Marvel’s Daredevil

ABC Studios
ABC Studios

When the Mysterious Mr. C and I remembered that Marvel’s Daredevil was being released on Netflix last Friday, we joked with each other that we knew what we were binge-watching over the weekend, but I don’t think either one of us really thought that we would sit down and watch all 13 episodes in one day! (Note: It was not one sitting as there was a brief pause between Episodes 3 and 4, so we could finish cleaning the apartment.) And yet, that is exactly what we did!

Since I haven’t seen the 2003 film version of Daredevil, I asked C if he wanted to write a review of the show instead. He responded with: “Why?” After I explained that it was because he could better compare the two, he simply chuckled and said: “Oh, there is no comparison!” Though I haven’t read too many other reviews about the show, I have a pretty good feeling that that is the general consensus so far.

Daredevil centers around Matthew Murdock, a blind New Yorker from Hell’s Kitchen who is a defense attorney by day and a masked vigilante by night. He practices law with his college roommate, Franklin (Foggy) Nelson, and their secretary, Karen Page, is a former client. While they take on a variety of different cases, most of them seem to lead back to one Wilson Fisk, a shadowy figure who has a number of police officers, judges, reporters, and at least one senator in his pocket. Season One of Netflix’s newest series focuses on Murdock’s evolution from the “Devil of Hell’s Kitchen” to the “Daredevil,” as well as his team’s fight against Fisk and his cronies.

I really don’t want to give any spoilers away, but I was repeatedly struck while watching the show on Saturday that television seems to be the right medium to tell such a story, primarily because it is so dark and so violent. You need to be able to sympathize with Murdock before he goes off and beats people to a bloody pulp, and thirteen hours of television (versus less than two hours in a theater) gives you time to understand what life is like for him, where he came from, and what motivates him.

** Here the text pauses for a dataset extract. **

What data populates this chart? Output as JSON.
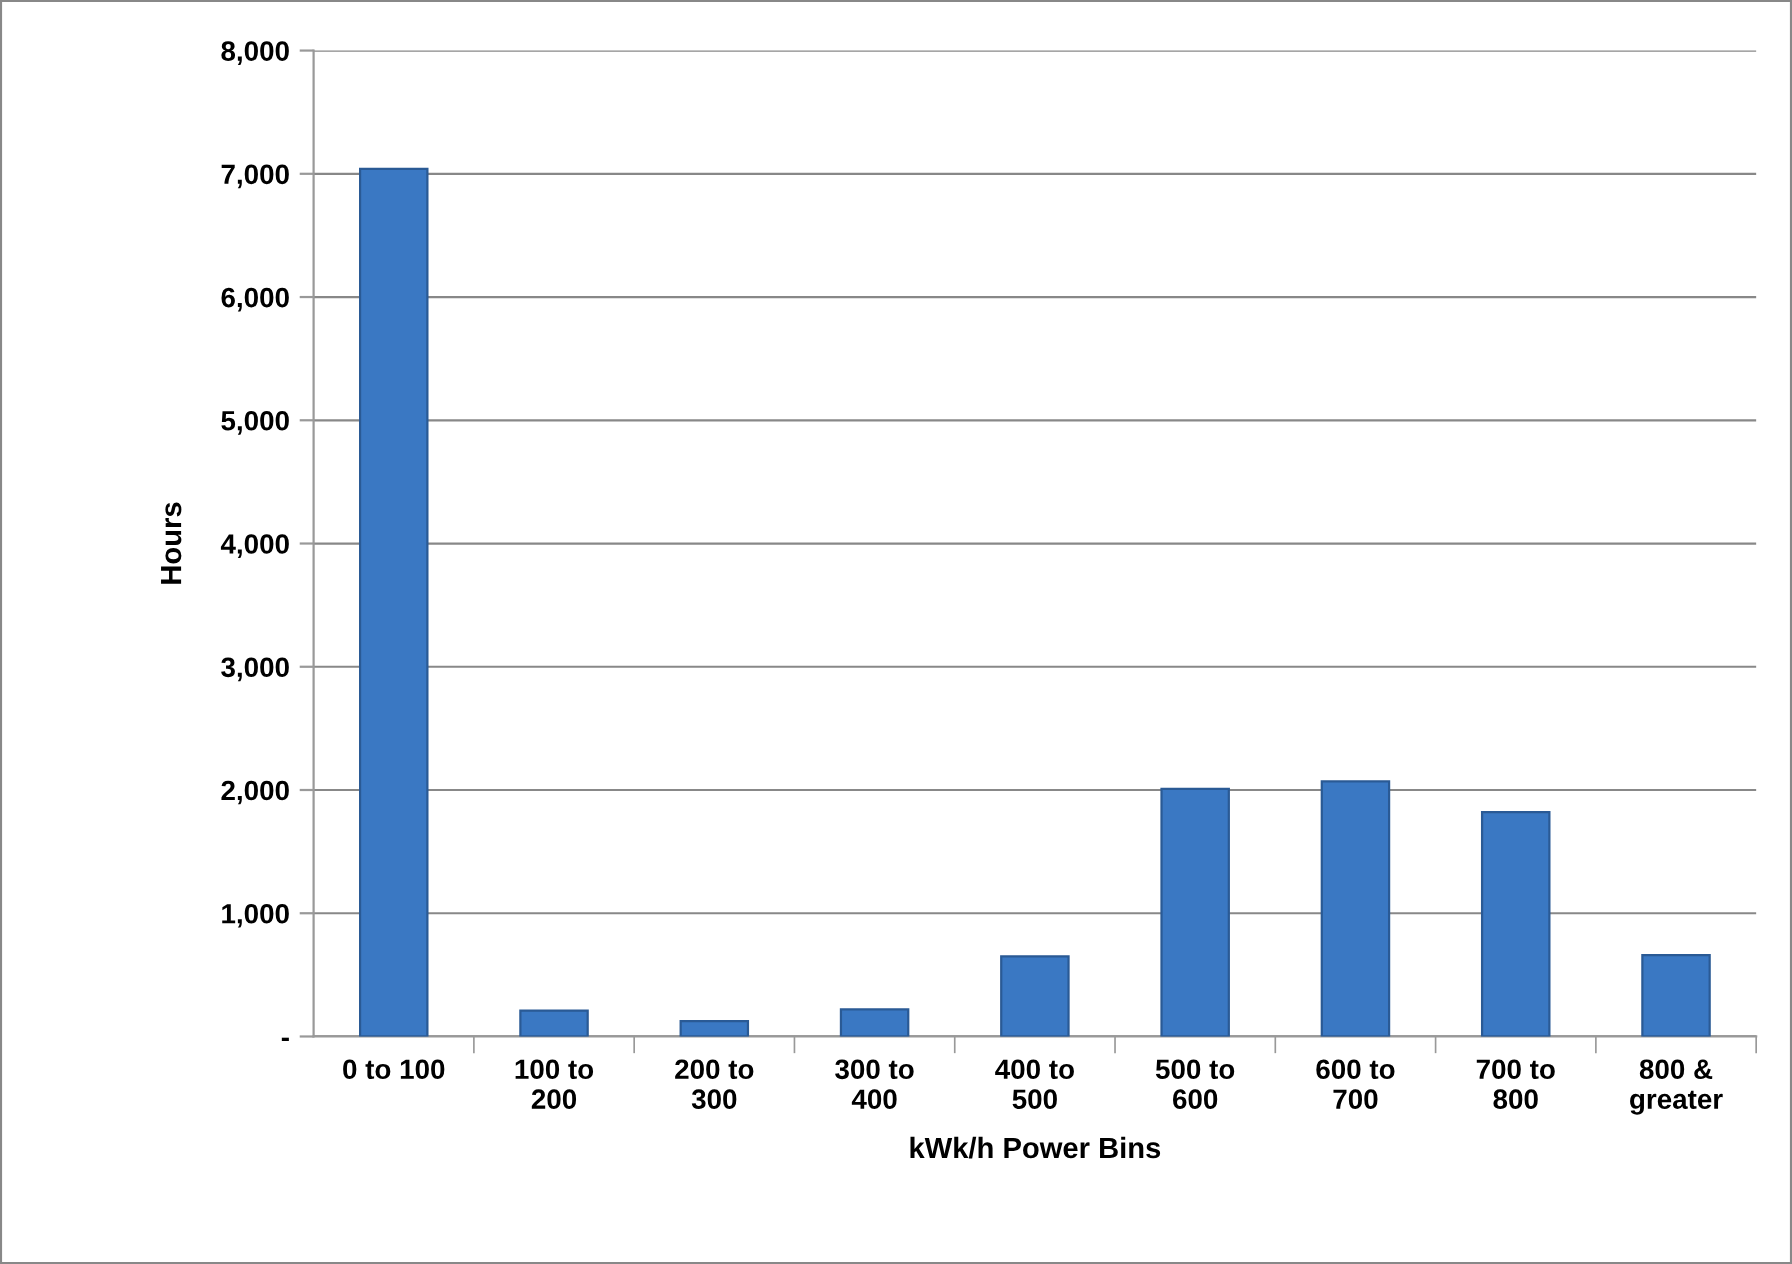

The show’s creators also did a really good job of humanizing Fisk. To be sure, he is a pretty calculating SOB and is not happy when people stand in his way, but he has his own sad history that’s driving him forward and there are moments that we get to see some tenderness for those he holds most dear. As one of my friends commented on Facebook over the weekend, Fisk isn’t the Kingpin – one of the most powerful and most feared crime lords in the Marvel Universe – just yet, but you end the show curious to see his transformation and what comes next.

Like most of the other Marvel productions that have come out since the creation of the company’s “Studios” branch in the early 1990s, Daredevil has that perfect blend of realistic human characters – both heroic and villainous – dark times with a touch of hope, and a certain dash of humor. Stan Lee’s enterprise has truly figured out the alchemy of bringing its comic books to life, while grounding them in reality. It’s a powerful combination that holds true, regardless of screen size.